This is a double book review for Guards! Guards! and Good Omens. The former is by Terry Pratchett alone, while the latter is both Pratchett and Neil Gaiman. They will be spoiler free and mostly an essay on the reason I don’t enjoy Pratchett that much.
I’ve tried to read four Terry Pratchett books. I’ve only succeeded with these two. The first two failures were Going Postal and The Colour of Magic. Both had potential. Both were funny. But neither were well-written or any good. At last, I struggled through Guards! Guards! I started on Good Omens, thinking that Neil Gaiman’s influence would keep the book on track. I definitely enjoyed it more than the former, and I wonder if I should try Gaiman in another book.
My problems with Terry Pratchett books in general can be summed up in the following points:
- He has the inciting incident, or “hook”, a quarter of the way through the book
- He can’t describe anything without going into its full history, all to make a paltry joke– too many tangents
- He doesn’t make me care about the characters
- The footnotes drive me nuts– too many tangents
- Bad clarity
- Too many tangents
- Did I ever tell you about my second cousin, she fell last week into a bucket of–
Ever heard that most beginning writers start their books a page too early? I knew what that meant in theory, but I never knew how horrible it could be until I met Terry Pratchett. But he doesn’t just start a page early– he starts years early. Guards! Guards! was about a marauding dragon– or so the blurb on the back says. I wouldn’t have known had I begun the book without reading that. There was no conflict for pages and pages and pages and then, whoops, dragon’s loose! We have a story! It’s like watching a duck trying to take off with a brick tied to its leg. It struggles for a very long while, then eventually lifts off and flies laboriously into the sunset, abruptly gaining and losing altitude as it squawks for help. If anyone has stayed around long enough to watch, they might cheer. (I’m not sure ducks can carry bricks, though– ask Monty Python.)
Yes, that’s what I’m saying– Terry Pratchett is an ungainly duck with a brick tied to its leg. I think Pratchett enjoys carrying that brick around, though. I wish he had listened to his first rejection letter telling him to get to the point.

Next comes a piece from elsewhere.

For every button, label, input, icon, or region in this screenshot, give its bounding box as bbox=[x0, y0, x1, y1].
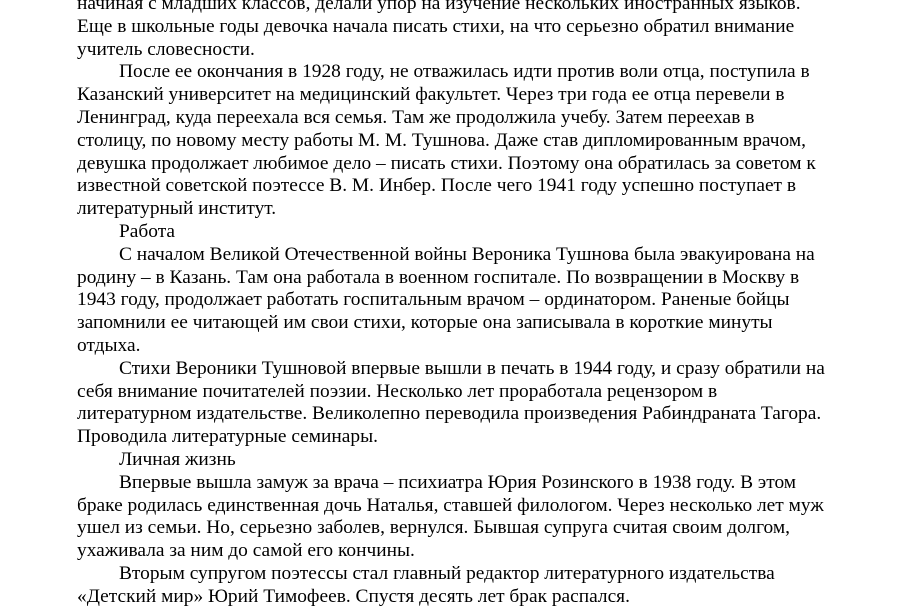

This was why I didn’t finish the first two books I tried.
I’ve heard people say that Pratchett makes you care for his characters more than other humorous writers (specifically Douglas Adams) ever does. I saw no evidence for that. Perhaps if I had cared, I would have… well, cared. In Good Omens, we didn’t really need to care about the characters– being angel, demon, and Antichrist, it was never a question of their safety. There were a few instances where the characters were in danger, but I never cared. In Guards! Guards! I should have been glued to the book with fear– a dragon bearing down on the main characters, who are idly discussing million-to-one chances, and I’m bored. I tell you, I have never spent so much time listening to music as I did in between pages of that book. It was like wading through mud… with an iPod.
Now let’s get down to tangents, shall we? Descriptions, footnotes, plot– every sentence he writes is a tangent.
Before reading Pratchett, I thoroughly enjoyed the Bartimaeus Trilogy by Jonathan Stroud. Stroud uses footnotes in a style similar to Pratchett’s. The difference is that Stroud uses footnotes to convey funny, irrelevant information that contrasts with the very relevant story. Pratchett uses footnotes to convey irrelevant information within a story full of irrelevant information. If Pratchett followed Stroud’s rules for footnotes, each of his books would be thirty pages long with three hundred more of footnotes. It’s like hearing a magnificent symphony played note by note, with breaks for badly played chamber music in between.
We don’t need to know all the character background right up front. More complicated histories than these have been conveyed through other means than lengthy interludes. I like summing things up into hilarious synopses as well, but I don’t feel the need to start telling the story before it even begins to give them. Pratchett is a classic example of bad editing. Victor Hugo was full of brilliant characters and brilliant stories, but he took tangents to describe things. Pratchett just takes tangents.
Good Omens was better on the tangential score, but it still looks like he has no sense of plot. There was barely any setup, badly specified character motivation (but at least there was motivation), and it was a complete anticlimax. The overlapping plot lines were confusing. Someone once said, “If it can be misunderstood, it will be.” I misunderstood almost everything in the last hundred pages of that book. You don’t know how many meanings the words “four bikers” can take upon themselves until you see four motorcyclists followed by four kids on bikes, both referred to in the same terms.
All the books have amazing potential. Any of them could be amazing to me, but none were. It’s an example of how you can have good plot and good characters and have a bad book because you can’t write.
Brevity. Empathy. More brevity. Clarity. All these things Pratchett lacks. At least he proved that characters and plot aren’t the only things that go into good stories– style counts too.